The median age was 45.7 years. 17.5% of residents were under the age of 18 and 20.4% of residents were 65 years of age or older. For every 100 females there were 98.0 males, and for every 100 females age 18 and over there were 97.6 males age 18 and over.

95.3% of residents lived in urban areas, while 4.7% lived in rural areas.

There were 5,127 households in Fox Lake, of which 21.8% had children under the age of 18 living in them. Of all households, 36.6% were married-couple households, 24.8% were households with a male householder and no spouse or partner present, and 30.2% were households with a female householder and no spouse or partner present. About 38.2% of all households were made up of individuals and 16.1% had someone living alone who was 65 years of age or older.

Of all housing units, 12.0% were vacant. The homeowner vacancy rate was 2.1% and the rental vacancy rate was 4.9%.

===Income and poverty===
The median income for a household in the village was $62,615, and the median income for a family was $88,313. Males had a median income of $46,368 versus $33,223 for females. The per capita income for the village was $35,159. About 4.5% of families and 9.8% of the population were below the poverty line, including 12.4% of those under age 18 and 9.0% of those age 65 or over.
==Government==
"Fox Lake incorporated under a Village form of government, with an elected village president, six trustees, and a village clerk. The village president is also recognized as the mayor." The table below is a list of mayors from the village's inception in 1907 to present.
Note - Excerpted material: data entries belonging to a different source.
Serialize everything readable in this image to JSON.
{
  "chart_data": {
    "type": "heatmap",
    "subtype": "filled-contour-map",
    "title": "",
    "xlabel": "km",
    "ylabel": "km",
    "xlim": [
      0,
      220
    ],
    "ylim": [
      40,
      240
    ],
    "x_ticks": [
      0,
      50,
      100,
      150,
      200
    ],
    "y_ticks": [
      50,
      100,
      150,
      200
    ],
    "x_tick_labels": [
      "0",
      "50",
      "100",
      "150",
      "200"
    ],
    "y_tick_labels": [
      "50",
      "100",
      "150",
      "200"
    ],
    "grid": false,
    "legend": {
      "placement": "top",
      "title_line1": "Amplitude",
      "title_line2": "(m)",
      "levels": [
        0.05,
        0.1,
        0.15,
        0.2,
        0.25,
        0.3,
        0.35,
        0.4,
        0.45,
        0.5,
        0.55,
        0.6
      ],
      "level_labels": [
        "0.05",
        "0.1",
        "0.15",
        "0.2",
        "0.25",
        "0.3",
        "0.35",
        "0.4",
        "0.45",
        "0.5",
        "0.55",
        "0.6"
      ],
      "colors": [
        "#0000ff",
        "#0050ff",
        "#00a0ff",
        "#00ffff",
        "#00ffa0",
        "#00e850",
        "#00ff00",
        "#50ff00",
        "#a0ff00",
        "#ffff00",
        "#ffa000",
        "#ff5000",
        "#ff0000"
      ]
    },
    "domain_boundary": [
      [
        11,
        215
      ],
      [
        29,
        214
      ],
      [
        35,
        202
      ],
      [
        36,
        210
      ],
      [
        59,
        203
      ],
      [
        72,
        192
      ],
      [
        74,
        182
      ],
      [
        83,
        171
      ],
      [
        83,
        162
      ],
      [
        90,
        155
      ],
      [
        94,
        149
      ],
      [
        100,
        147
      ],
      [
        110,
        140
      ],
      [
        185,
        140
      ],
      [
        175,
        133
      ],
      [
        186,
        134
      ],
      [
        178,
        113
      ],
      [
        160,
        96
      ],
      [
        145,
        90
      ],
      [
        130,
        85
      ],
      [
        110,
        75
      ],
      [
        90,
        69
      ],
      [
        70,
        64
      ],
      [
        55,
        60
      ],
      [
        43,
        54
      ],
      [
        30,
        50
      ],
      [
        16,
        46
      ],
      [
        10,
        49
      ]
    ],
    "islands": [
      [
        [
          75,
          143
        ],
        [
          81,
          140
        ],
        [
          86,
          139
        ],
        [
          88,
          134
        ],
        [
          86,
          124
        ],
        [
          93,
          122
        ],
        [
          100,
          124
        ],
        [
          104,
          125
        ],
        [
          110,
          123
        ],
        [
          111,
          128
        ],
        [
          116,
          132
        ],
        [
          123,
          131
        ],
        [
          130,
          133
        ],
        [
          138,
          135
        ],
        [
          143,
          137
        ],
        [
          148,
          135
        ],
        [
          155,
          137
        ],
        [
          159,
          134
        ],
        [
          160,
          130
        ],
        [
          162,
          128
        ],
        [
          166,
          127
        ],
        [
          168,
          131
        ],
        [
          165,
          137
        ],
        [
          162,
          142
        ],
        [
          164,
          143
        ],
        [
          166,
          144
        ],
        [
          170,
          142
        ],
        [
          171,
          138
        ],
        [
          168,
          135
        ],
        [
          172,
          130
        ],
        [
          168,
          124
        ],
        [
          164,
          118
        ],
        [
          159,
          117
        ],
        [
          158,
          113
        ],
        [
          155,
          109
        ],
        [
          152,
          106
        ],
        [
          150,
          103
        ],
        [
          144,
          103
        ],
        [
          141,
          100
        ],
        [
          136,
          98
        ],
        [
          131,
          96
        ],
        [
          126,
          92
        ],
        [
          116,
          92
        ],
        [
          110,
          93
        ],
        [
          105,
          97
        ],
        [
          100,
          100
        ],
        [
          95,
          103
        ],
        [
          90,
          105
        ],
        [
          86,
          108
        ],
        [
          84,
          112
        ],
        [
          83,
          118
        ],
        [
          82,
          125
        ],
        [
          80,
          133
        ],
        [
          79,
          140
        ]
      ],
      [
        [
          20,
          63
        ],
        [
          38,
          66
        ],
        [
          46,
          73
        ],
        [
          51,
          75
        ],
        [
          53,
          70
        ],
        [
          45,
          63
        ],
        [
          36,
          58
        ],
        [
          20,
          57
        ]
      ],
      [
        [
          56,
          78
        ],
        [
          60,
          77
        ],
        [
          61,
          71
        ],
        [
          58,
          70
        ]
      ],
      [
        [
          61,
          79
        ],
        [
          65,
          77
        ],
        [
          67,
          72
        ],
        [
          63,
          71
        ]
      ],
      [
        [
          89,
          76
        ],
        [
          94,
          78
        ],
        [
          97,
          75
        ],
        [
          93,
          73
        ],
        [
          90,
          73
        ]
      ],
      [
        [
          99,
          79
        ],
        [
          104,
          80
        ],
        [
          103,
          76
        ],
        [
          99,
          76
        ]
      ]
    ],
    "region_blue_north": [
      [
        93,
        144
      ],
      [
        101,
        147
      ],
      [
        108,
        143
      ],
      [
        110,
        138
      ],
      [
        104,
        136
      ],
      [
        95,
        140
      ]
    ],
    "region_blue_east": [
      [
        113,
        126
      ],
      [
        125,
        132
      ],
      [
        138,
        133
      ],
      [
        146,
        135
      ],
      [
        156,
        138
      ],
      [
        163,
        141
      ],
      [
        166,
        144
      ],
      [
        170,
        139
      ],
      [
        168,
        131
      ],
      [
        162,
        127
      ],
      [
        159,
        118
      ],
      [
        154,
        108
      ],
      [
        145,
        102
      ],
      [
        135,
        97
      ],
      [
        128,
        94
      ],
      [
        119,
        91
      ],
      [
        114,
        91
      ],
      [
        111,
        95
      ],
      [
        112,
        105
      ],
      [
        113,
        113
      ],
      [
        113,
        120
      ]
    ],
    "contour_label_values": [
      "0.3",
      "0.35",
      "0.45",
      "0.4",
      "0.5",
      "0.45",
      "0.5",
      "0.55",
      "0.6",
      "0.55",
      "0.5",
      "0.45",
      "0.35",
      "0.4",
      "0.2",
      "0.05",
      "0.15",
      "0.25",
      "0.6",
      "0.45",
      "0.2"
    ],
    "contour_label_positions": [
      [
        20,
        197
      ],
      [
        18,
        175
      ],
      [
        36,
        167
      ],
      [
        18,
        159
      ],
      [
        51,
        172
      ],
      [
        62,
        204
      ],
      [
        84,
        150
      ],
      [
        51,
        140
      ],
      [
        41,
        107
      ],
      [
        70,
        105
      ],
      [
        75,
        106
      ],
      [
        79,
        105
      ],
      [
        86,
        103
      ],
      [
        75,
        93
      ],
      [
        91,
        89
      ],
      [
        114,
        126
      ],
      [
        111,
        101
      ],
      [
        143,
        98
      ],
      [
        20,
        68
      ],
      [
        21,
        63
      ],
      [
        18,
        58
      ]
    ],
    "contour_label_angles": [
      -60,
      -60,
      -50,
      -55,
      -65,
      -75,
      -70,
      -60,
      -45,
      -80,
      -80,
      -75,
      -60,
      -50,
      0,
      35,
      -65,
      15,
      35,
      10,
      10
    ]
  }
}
| Mayor's name | Date(s) | Mayor's name | Date(s) |
| John Brown | 1907–1913 | C.H. Ostrander | 1913–1914 |
| Harry A. Maypole | 1915–1917 | William C. Nagle | 1917–1921 |
| Ernest Hummel | 1921–1923 | Louis Deproft | 1923–1929 |
| George Hollister | 1929–1931 | Arthur J. Amundsen | 1935–1949 |
| Carl E. Erickson | 1949–1953 | Albert E. Hoffmeyer | 1953–1957 |
| Joseph Armondo | 1957–1961 | Marius "Bossie" Olsen | 1961–1965 |
| Joseph Armondo | 1965–1975 | John Hodge | 1976–1978 |
| Richard "Butch" Hamm | 1978–1985 | William Dam | 1985–1989 |
| Frank Meier | 1989–1993 | Ken Hamsher | 1993–1997 |
| Jim Pappas | 1997–2001 | Nancy Koske | 2001–2005 |
| Cindy Irwin | 2005–2009 | Ed Bender | 2009–2013 |
| Donny Schmit | 2013–present |

==Education==
- Grant Community High School (9–12)
- Fox Lake Grade School District 114
- Stanton Middle School (5–8)
- Big Hollow Elementary School Big Hollow School District 38 (K–8)
- Gavin Elementary School (Pre-K–5)

==Transportation==
Pace provides bus service on Routes 570 and 806 connecting Fox Lake to Crystal Lake, Grayslake, and other destinations.

Fox Lake station is the terminus of the Milwaukee District North Line over which Metra provides commuter rail service to Union Station in Chicago.

===Major streets===
- Wilmot Road
- State Park Road
- Grass Lake Road
- U.S. Route 12/Fox Lake Road
- Grand Avenue/Lake St.
- Illinois Route 173
- Rollins Road
- Big Hollow Road
- Nippersink Road

==Notable people==

- Charles Joseph "Joe" Gliniewicz, police lieutenant, who committed suicide in September 2015.
- Alexander Joseph McGavick, bishop of the Roman Catholic Diocese of La Crosse
- Ann-Margret, Ann-Margret Olsson, actor, singer, dancer once lived in Fox Lake.